Quinn thought that should be engraved on the tombstones of a lot of people he’d known:
He was the stubborn sort.
Maybe on his own tombstone.

“I’m getting pressure from on high you wouldn’t believe,” Renz said.

“Am I supposed to be feeling pressure here?” Quinn asked.

“That’s the purpose of this conversation. Mayor told me to light a fire under you.”

“Isn’t that arson?”

“Unless you’re protesting something. Like lack of progress. I know there’s already a fire under you, Quinn, but that’s because I know you, and the mayor doesn’t. I’m simply delivering the message.”

Quinn said nothing while Renz finished his knish, then produced a white handkerchief from a pocket and fastidiously wiped his hands finger by finger.

After stuffing the handkerchief back in his pants pocket, Renz reached into an inside pocket of his suit coat and brought out a folded
City Beat
and held it out to Quinn. “Sellers has got the exclusive on this; that’s why it wasn’t in the big papers this morning. It’s on their Web sites, though, and radio and TV news is on the story heavy. Sellers painted Wrenner as a victim, said he shot Farr for the same reason women kill their abusive husbands. Wrenner was too dependent on Farr and his job to go out and get another job, just like wifey’s too dependent to get another hubby and goes for the knife or gun instead.”

Accepting the newspaper, Quinn said, “There’s enough truth in it that in some quarters it might wash.”

“That’s what worries me, Quinn. The rest of the media’s already spouting the same nonsense. They’re making it look like murder’s okay in certain circumstances. There are too many damned people in this city who think they’re in those circumstances.”
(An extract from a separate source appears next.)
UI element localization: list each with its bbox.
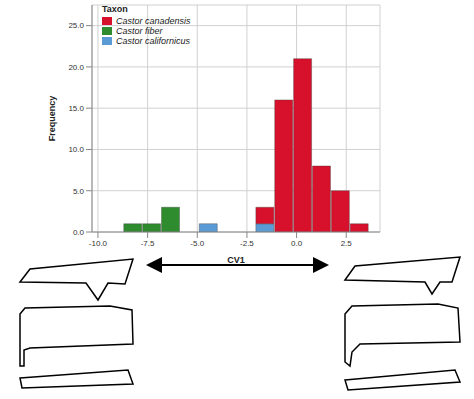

“Copycats with guns,” Quinn said.

“Only nobody’s got nine lives.”

Quinn looked at a display of miniature digital cameras behind Renz. With all the electronic crap taking over the world, for all they knew they were being video streamed right now. Not that they had anything to hide, but neither one would want…say, the mayor, to see or hear their conversation.

Tucking the
City Beat
beneath his arm, Quinn said, “What would you have me do about all this, Harley?”

“Catch the bastard,” Renz said, as if the answer was obvious and Quinn had somehow missed it.

“Uh-huh. Gonna have another knish?”

“One’s enough. Moderation in all things. What I’m gonna have next is a cigar.”

“Tell the mayor I’m on fire,” Quinn said.

Renz smiled and motioned to his driver.

“Mission accomplished,” he said, and got into the limo.

“Catch the bastard,” Renz said again, and pulled the door shut so that all Quinn saw in the limo’s tinted window was a bent-nosed, tough-looking guy with a thatch of unruly straight hair. Quinn.